Cosa dovrebbe cambiare affinché si realizzi una vera inclusione? 
«Le leggi sono necessarie. Ma, da sole, non bastano: l'obbligo potrebbe, paradossalmente, ritorcersi contro le stesse persone con disabilità, che dovessero ritrovarsi ad essere assunte da aziende interessate unicamente ad evitare le sanzioni, anziché a valorizzarle e consentire loro di contribuire fattivamente alla crescita dell'azienda stessa. Serve un cambio di paradigma culturale, che permetta di focalizzarsi più sulle persone e su ciò che possono dare, in termini di competenze ed esperienze, e meno sulle limitazioni più o meno gravi che la condizione di disabilità porta con sé. Si tratta solo di trovare il lavoro più compatibile con le possibilità, le competenze e le aspirazioni di ciascuno: perché l'ambizione dovrebbe essere "peccato", per chi ha una disabilità, ma ha anche le competenze per ricoprire ruoli di responsabilità? Pensiamo a Stephen Hawking o, per restare in Italia, a Fulvio Frisone: due uomini con disabilità gravi ed evidenti, ma che a nessuno verrebbe in mente di associare al concetto di "incapacità", visto che sono tra gli scienziati più stimati a livello mondiale. Quanti altri Hawking e Frisone si nascondono in casa o nei centri diurni, perché non hanno avuto le stesse possibilità (e la stessa fortuna)? Giudico molto positivamente la sempre maggiore diffusione della figura del disability manager: mi auguro che siano sempre di più e che ciò contribuisca a mettere noi persone con disabilità nelle condizioni di partecipare pienamente alla vita sociale ed economica del Paese». 

 Sogni e progetti futuri?
«Nonostante i miei problemi di salute, ho avuto la fortuna di crescere in una famiglia che mi ha sempre valorizzata innanzitutto come persona. I miei genitori mi hanno riconosciuto sempre uguali diritti e doveri, rispetto ai miei fratelli, concedendomi fiducia e lasciandomi coltivare i miei sogni, anche quando questi mi hanno portato a decidere di lasciare la Sicilia, terra nella quale sono nata e mi sono laureata, per proseguire gli studi e, poi, restare a vivere da sola a Milano. Questo ha contribuito a non farmi mai sentire da meno, rispetto agli altri e, al tempo stesso, ha reso più difficile accettare di buon grado di "accontentarmi". Perciò, sogni e progetti, nonostante tutto, non mi mancano.
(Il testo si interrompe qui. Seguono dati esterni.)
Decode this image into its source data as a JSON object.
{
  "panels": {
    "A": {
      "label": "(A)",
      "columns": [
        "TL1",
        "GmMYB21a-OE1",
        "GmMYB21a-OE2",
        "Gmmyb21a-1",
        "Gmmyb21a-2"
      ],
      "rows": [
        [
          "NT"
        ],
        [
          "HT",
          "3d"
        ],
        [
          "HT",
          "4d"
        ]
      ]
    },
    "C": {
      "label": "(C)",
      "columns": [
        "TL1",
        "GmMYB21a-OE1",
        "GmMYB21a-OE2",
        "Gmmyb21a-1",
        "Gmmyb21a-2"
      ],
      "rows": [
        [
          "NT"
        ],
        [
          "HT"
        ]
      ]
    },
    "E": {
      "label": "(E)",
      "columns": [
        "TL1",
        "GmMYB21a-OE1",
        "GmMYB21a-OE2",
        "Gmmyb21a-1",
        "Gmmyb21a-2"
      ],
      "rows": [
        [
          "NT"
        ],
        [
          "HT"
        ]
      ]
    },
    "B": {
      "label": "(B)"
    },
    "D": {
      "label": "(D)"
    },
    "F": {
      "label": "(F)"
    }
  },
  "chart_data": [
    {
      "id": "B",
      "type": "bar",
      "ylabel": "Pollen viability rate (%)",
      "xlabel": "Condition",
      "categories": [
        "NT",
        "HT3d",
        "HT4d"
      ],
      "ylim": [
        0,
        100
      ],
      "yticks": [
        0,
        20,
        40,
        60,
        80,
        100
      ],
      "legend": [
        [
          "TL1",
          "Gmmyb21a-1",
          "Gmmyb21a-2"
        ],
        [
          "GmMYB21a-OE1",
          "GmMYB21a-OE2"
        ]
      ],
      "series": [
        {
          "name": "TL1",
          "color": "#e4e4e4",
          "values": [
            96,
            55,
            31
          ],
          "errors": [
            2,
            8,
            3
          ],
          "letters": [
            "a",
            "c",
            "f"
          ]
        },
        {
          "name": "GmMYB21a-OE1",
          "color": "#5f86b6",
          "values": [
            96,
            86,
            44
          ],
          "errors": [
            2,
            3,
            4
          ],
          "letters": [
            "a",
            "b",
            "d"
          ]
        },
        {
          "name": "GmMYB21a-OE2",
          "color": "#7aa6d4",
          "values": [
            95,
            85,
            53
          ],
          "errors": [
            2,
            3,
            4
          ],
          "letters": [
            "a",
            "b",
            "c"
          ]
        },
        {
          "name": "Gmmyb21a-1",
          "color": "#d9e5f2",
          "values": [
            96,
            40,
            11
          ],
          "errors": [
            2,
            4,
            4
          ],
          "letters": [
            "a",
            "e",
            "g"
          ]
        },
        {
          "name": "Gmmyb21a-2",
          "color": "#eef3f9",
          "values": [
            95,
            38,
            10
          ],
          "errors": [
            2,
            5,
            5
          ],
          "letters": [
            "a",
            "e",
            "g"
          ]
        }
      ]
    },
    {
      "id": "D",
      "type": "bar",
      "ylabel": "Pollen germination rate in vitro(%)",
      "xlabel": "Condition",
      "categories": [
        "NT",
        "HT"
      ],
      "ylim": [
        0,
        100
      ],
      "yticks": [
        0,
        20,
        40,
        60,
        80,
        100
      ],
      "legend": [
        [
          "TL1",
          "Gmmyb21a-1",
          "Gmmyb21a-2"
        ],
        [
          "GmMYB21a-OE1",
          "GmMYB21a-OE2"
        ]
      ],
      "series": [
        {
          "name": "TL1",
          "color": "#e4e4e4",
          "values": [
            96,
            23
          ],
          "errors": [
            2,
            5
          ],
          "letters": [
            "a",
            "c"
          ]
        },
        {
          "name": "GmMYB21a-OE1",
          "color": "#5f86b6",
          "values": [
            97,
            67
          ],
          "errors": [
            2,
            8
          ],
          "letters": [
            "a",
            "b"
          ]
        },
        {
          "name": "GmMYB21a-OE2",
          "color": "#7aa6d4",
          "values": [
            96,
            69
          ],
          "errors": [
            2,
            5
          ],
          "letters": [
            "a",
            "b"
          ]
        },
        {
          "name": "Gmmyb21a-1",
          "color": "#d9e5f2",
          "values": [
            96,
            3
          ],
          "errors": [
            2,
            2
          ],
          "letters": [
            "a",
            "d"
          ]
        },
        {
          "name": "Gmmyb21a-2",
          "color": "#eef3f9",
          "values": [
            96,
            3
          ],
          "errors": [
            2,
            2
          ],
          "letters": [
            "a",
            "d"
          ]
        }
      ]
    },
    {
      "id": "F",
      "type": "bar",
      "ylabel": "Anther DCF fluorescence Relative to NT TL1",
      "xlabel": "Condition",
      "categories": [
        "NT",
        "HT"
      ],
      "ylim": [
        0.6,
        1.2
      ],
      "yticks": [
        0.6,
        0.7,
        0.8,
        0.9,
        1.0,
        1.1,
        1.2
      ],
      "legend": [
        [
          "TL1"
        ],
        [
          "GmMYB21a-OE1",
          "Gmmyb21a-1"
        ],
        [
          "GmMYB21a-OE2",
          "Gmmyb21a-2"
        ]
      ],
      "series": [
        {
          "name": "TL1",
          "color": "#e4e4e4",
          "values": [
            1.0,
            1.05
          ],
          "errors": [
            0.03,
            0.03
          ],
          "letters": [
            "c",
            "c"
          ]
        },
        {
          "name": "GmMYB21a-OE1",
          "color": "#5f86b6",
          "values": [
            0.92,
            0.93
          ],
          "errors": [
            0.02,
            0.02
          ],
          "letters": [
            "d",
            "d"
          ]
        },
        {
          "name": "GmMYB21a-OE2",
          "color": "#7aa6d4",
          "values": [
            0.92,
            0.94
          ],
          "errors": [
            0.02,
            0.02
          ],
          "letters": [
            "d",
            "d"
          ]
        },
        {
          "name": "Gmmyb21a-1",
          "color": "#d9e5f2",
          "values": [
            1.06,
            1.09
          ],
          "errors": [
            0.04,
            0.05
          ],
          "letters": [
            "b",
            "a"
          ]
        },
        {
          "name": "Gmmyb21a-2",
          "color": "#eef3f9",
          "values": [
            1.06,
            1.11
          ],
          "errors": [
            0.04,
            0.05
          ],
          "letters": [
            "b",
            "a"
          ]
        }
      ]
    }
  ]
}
Voglio far crescere ancora Move@bility, implementando una nuova sezione che, quando riuscirò a realizzarla, mi auguro possa contribuire concretamente a migliorare la quotidianità di molte persone con disabilità, che ancora oggi si trovano fin troppo spesso a fare i conti con barriere (architettoniche e non) di ogni tipo, che complicano la vita, quando non impediscono del tutto di fare cose anche importanti». 

A parità di risultati e competenze, ho dovuto faticare il doppio per vedermi riconosciuti ruoli corrispondenti alle mie competenze e alle responsabilità che mi venivano richieste. Oltretutto, l'essere donna, insieme alla condizione di disabilità, ha rappresentato spesso un duplice motivo di discriminazione.